Jean-Marie abraçou-me a cintura e levou-me para a sombra. Não sei que lugar foi ele encontrar que podia proporcionar esse recanto mais fresco num campo de jogo aberto e que se exibia abandonado ao sol mexicano, mas agradeci-lhe mentalmente por aqueles minutos longe daquele calor rutilante. Ao mostrar-me, sorridente, a medalha do terceiro lugar, desconfiei que alguma coisa não estava bem. Ele usava-a ao pescoço, presa por uma fita vermelha, branca e verde, as cores da bandeira do México, e repetia-me que eu era extraordinária por ter dado tanta sorte à Bélgica. Apontei Diego que elevava a taça dourada acima da cabeça e disse-lhe que tinha sido a Argentina a ganhar, não a Bélgica. Jean-Marie manteve o bom-humor. Riu-se alto, numa daquelas suas gargalhadas contagiantes, beliscou-me amigavelmente a bochecha e chamou-me "tontinha, sua tontinha. Não é o jogo de hoje. Foi ontem!".

Ontem tinha estado no churrasco, a beber sangria, com a cabeça leve e muito feliz. Esse convívio fazia parte dos rituais e tinha dado resultado, pelos vistos. Voltei a pestanejar e a memória embrulhou-se no tempo real, ou seja, eu estava outra vez a viver o churrasco.
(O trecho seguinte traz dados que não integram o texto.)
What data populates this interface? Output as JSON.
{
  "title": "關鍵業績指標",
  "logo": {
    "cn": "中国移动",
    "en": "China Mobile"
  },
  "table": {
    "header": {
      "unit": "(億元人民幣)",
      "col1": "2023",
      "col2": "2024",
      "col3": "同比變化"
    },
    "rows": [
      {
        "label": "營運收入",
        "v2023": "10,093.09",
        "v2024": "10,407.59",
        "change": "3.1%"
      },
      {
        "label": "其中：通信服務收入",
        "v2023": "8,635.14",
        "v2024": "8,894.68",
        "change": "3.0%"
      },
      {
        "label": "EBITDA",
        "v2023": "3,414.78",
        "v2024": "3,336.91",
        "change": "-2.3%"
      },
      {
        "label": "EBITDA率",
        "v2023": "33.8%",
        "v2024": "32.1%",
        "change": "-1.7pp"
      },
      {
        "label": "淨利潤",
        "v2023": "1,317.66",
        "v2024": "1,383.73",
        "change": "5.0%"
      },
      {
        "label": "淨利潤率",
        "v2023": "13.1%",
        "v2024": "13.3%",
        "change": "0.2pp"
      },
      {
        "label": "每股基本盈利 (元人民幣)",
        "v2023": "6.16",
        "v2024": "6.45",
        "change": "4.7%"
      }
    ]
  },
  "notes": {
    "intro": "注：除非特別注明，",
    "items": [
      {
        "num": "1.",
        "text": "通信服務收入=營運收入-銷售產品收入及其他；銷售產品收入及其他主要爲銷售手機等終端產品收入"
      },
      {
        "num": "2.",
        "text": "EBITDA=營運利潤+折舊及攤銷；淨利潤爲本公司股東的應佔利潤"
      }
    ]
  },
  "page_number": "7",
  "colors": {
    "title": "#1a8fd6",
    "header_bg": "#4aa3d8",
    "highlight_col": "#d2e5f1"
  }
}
Comia pedaços de carne malpassada que Jorge Burruchaga me dava à boca, Tata Brown queria que eu bebesse os copos que me enchia e Valdano conversava com Diego para o acalmar, que repetia, a reprimir a raiva, "tira as mãozinhas".

Eventualmente Diego conseguiu ir buscar-me e começámos a dançar. O homem mexicano e a sua guitarra cantavam para nós. Desta vez estávamos no meio da praça, não nas traseiras do arraial que celebrava a véspera do São Pedro. Perguntei a Diego se não se importava de ser reconhecido. Encolhia os ombros, dizia estar habituado, e acrescentava, com uma pequena nota de tristeza, que aquela seria a última vez que podia dançar no meio do povo sem que lhe exigissem demasiado.

"O México foi uma bênção, porque fui campeão, e também uma maldição, porque fui campeão. A minha vida mudou para sempre. Sou tão amado, sou tão odiado, sou tudo e não sou nada. No meio... precisamente no meio desses extremos... o que sobra, Tina?".